In Kericho,on the edge of a tea plantation, a young group playing soccer waved and shouted ,"Jambo!"(hello in Swahili) and invited me to play so I walked over and met Dennis, Nixon, Jaqueline, one whose name I didn't catch, and the littlest one, Gideon.
On Zanzibar I met James who made me a bracelet and a very clever and complicated frog out of woven grass. I gave him some coins and asked him what he would spend them on. He told me he was saving up for a watch and also he would like to buy more marbles, which seemed to me like a good use for his money. He took some marbles out of his pocket and demonstrated his skill with them in the dusty road. He decided to hang out with our group until he had to go to school.

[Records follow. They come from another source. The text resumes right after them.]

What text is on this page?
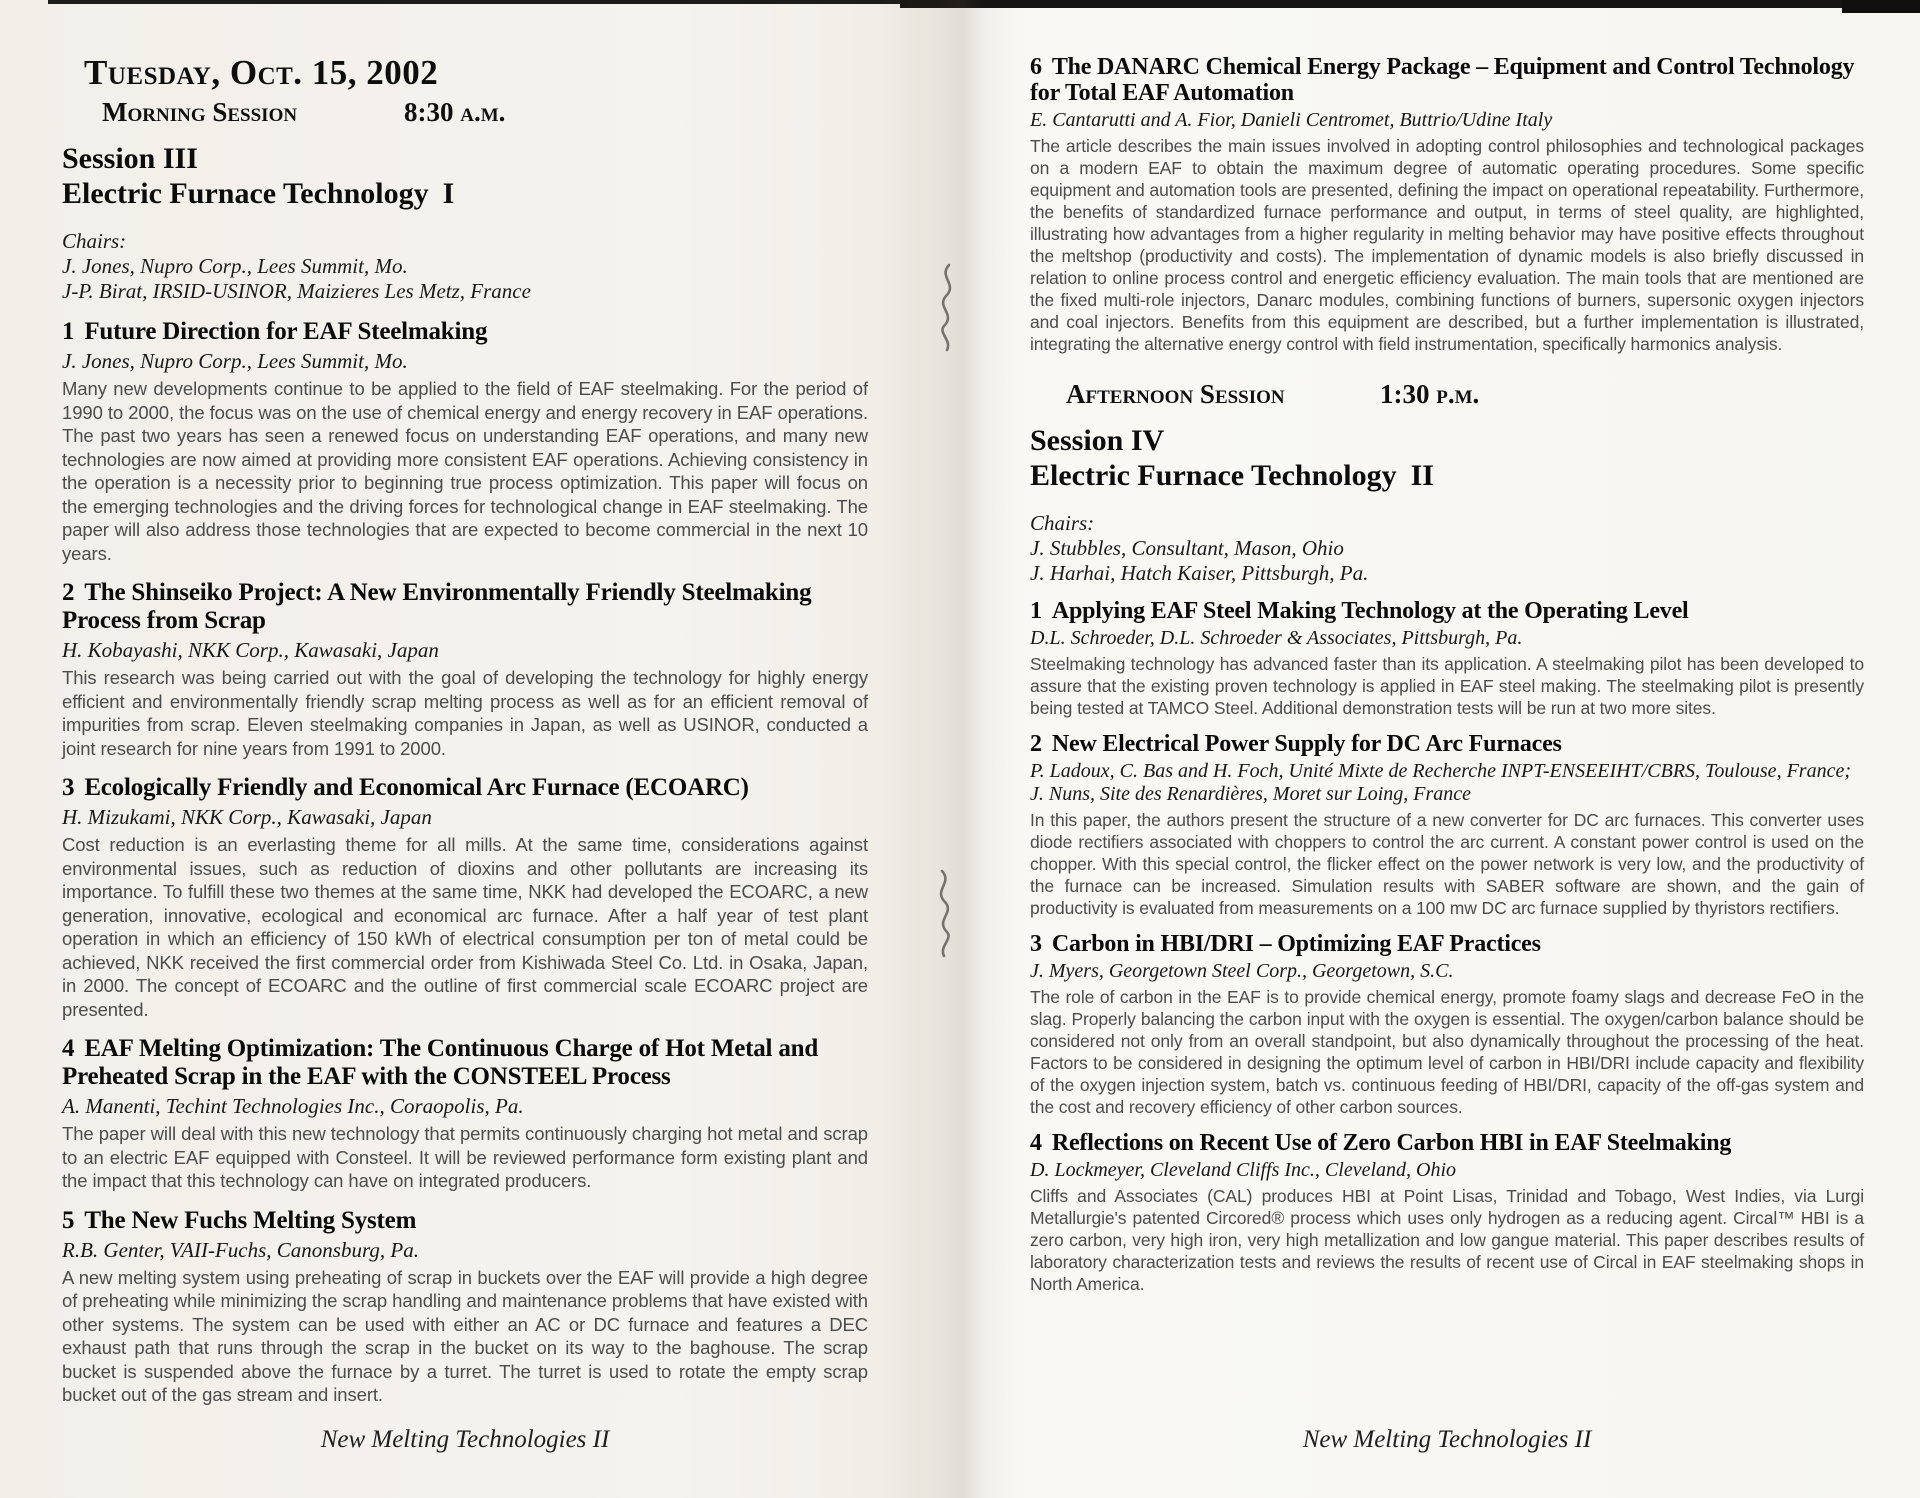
Tuesday, Oct. 15, 2002
Morning Session	8:30 a.m.
Session III
Electric Furnace Technology I
Chairs:
J. Jones, Nupro Corp., Lees Summit, Mo.
J-P. Birat, IRSID-USINOR, Maizieres Les Metz, France
1 Future Direction for EAF Steelmaking
J. Jones, Nupro Corp., Lees Summit, Mo.

Many new developments continue to be applied to the field of EAF steelmaking. For the period of 1990 to 2000, the focus was on the use of chemical energy and energy recovery in EAF operations. The past two years has seen a renewed focus on understanding EAF operations, and many new technologies are now aimed at providing more consistent EAF operations. Achieving consistency in the operation is a necessity prior to beginning true process optimization. This paper will focus on the emerging technologies and the driving forces for technological change in EAF steelmaking. The paper will also address those technologies that are expected to become commercial in the next 10 years.

2 The Shinseiko Project: A New Environmentally Friendly Steelmaking Process from Scrap
H. Kobayashi, NKK Corp., Kawasaki, Japan

This research was being carried out with the goal of developing the technology for highly energy efficient and environmentally friendly scrap melting process as well as for an efficient removal of impurities from scrap. Eleven steelmaking companies in Japan, as well as USINOR, conducted a joint research for nine years from 1991 to 2000.

3 Ecologically Friendly and Economical Arc Furnace (ECOARC)
H. Mizukami, NKK Corp., Kawasaki, Japan

Cost reduction is an everlasting theme for all mills. At the same time, considerations against environmental issues, such as reduction of dioxins and other pollutants are increasing its importance. To fulfill these two themes at the same time, NKK had developed the ECOARC, a new generation, innovative, ecological and economical arc furnace. After a half year of test plant operation in which an efficiency of 150 kWh of electrical consumption per ton of metal could be achieved, NKK received the first commercial order from Kishiwada Steel Co. Ltd. in Osaka, Japan, in 2000. The concept of ECOARC and the outline of first commercial scale ECOARC project are presented.

4 EAF Melting Optimization: The Continuous Charge of Hot Metal and Preheated Scrap in the EAF with the CONSTEEL Process
A. Manenti, Techint Technologies Inc., Coraopolis, Pa.

The paper will deal with this new technology that permits continuously charging hot metal and scrap to an electric EAF equipped with Consteel. It will be reviewed performance form existing plant and the impact that this technology can have on integrated producers.

5 The New Fuchs Melting System
R.B. Genter, VAII-Fuchs, Canonsburg, Pa.

A new melting system using preheating of scrap in buckets over the EAF will provide a high degree of preheating while minimizing the scrap handling and maintenance problems that have existed with other systems. The system can be used with either an AC or DC furnace and features a DEC exhaust path that runs through the scrap in the bucket on its way to the baghouse. The scrap bucket is suspended above the furnace by a turret. The turret is used to rotate the empty scrap bucket out of the gas stream and insert.

New Melting Technologies II
6 The DANARC Chemical Energy Package – Equipment and Control Technology for Total EAF Automation
E. Cantarutti and A. Fior, Danieli Centromet, Buttrio/Udine Italy

The article describes the main issues involved in adopting control philosophies and technological packages on a modern EAF to obtain the maximum degree of automatic operating procedures. Some specific equipment and automation tools are presented, defining the impact on operational repeatability. Furthermore, the benefits of standardized furnace performance and output, in terms of steel quality, are highlighted, illustrating how advantages from a higher regularity in melting behavior may have positive effects throughout the meltshop (productivity and costs). The implementation of dynamic models is also briefly discussed in relation to online process control and energetic efficiency evaluation. The main tools that are mentioned are the fixed multi-role injectors, Danarc modules, combining functions of burners, supersonic oxygen injectors and coal injectors. Benefits from this equipment are described, but a further implementation is illustrated, integrating the alternative energy control with field instrumentation, specifically harmonics analysis.

Afternoon Session	1:30 p.m.
Session IV
Electric Furnace Technology II
Chairs:
J. Stubbles, Consultant, Mason, Ohio
J. Harhai, Hatch Kaiser, Pittsburgh, Pa.
1 Applying EAF Steel Making Technology at the Operating Level
D.L. Schroeder, D.L. Schroeder & Associates, Pittsburgh, Pa.

Steelmaking technology has advanced faster than its application. A steelmaking pilot has been developed to assure that the existing proven technology is applied in EAF steel making. The steelmaking pilot is presently being tested at TAMCO Steel. Additional demonstration tests will be run at two more sites.

2 New Electrical Power Supply for DC Arc Furnaces
P. Ladoux, C. Bas and H. Foch, Unité Mixte de Recherche INPT-ENSEEIHT/CBRS, Toulouse, France; J. Nuns, Site des Renardières, Moret sur Loing, France

In this paper, the authors present the structure of a new converter for DC arc furnaces. This converter uses diode rectifiers associated with choppers to control the arc current. A constant power control is used on the chopper. With this special control, the flicker effect on the power network is very low, and the productivity of the furnace can be increased. Simulation results with SABER software are shown, and the gain of productivity is evaluated from measurements on a 100 mw DC arc furnace supplied by thyristors rectifiers.

3 Carbon in HBI/DRI – Optimizing EAF Practices
J. Myers, Georgetown Steel Corp., Georgetown, S.C.

The role of carbon in the EAF is to provide chemical energy, promote foamy slags and decrease FeO in the slag. Properly balancing the carbon input with the oxygen is essential. The oxygen/carbon balance should be considered not only from an overall standpoint, but also dynamically throughout the processing of the heat. Factors to be considered in designing the optimum level of carbon in HBI/DRI include capacity and flexibility of the oxygen injection system, batch vs. continuous feeding of HBI/DRI, capacity of the off-gas system and the cost and recovery efficiency of other carbon sources.

4 Reflections on Recent Use of Zero Carbon HBI in EAF Steelmaking
D. Lockmeyer, Cleveland Cliffs Inc., Cleveland, Ohio

Cliffs and Associates (CAL) produces HBI at Point Lisas, Trinidad and Tobago, West Indies, via Lurgi Metallurgie's patented Circored® process which uses only hydrogen as a reducing agent. Circal™ HBI is a zero carbon, very high iron, very high metallization and low gangue material. This paper describes results of laboratory characterization tests and reviews the results of recent use of Circal in EAF steelmaking shops in North America.

New Melting Technologies II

I also visited a Masai village near Arusha in Tanzania(arriving in no-doubt comical touristic- style on camel-back)and met the twenty or so children of one large extended family. If I understood correctly, the children all had one father and were the progeny of seven or eight wives. They lived in a collection of round mud houses thatched with grass and shared the space with a smattering of goats, donkeys, and chickens.
It was DUSTY. The children were COVERED in it. They didn't seem to mind, happily throwing themselves down on the ground to doodle in the dirt. I am so used to wiping off dirty faces at the daycare where I work that my fingers itched for a damp wash-cloth to come to hand.
But aside from the dust, they were pretty cute I have to say. They were curious about our watches and other jewellery and some wanted to try on my hat. They peered at their little digital images in the window of my camera with delight. A few clambered onto our laps.
After a while many of them wandered off and returned to their normal daily activities, many carrying younger children with them in their arms or on their backs.
I couldn't help comparing them to the privileged children I know back home. Not a single plastic toy was apparent. No television. No video-games. No playground equipment. No bicycles. Just sticks, rocks, and siblings.
I wouldn't wish this extreme kind of poverty on any kid I know, but I just wonder if there is some sort of happy medium in between. Because I am almost positive that these African children had something North American kids are in short supply of: attention span.
Fascinated from a cultural perspective though I was, daycare-worker instincts die hard, and I felt compelled to step in and unwind the string one little girl had tied tightly around her sister's neck to lead her around. Of course, as soon as I'd walked a little distance away, the string was back on.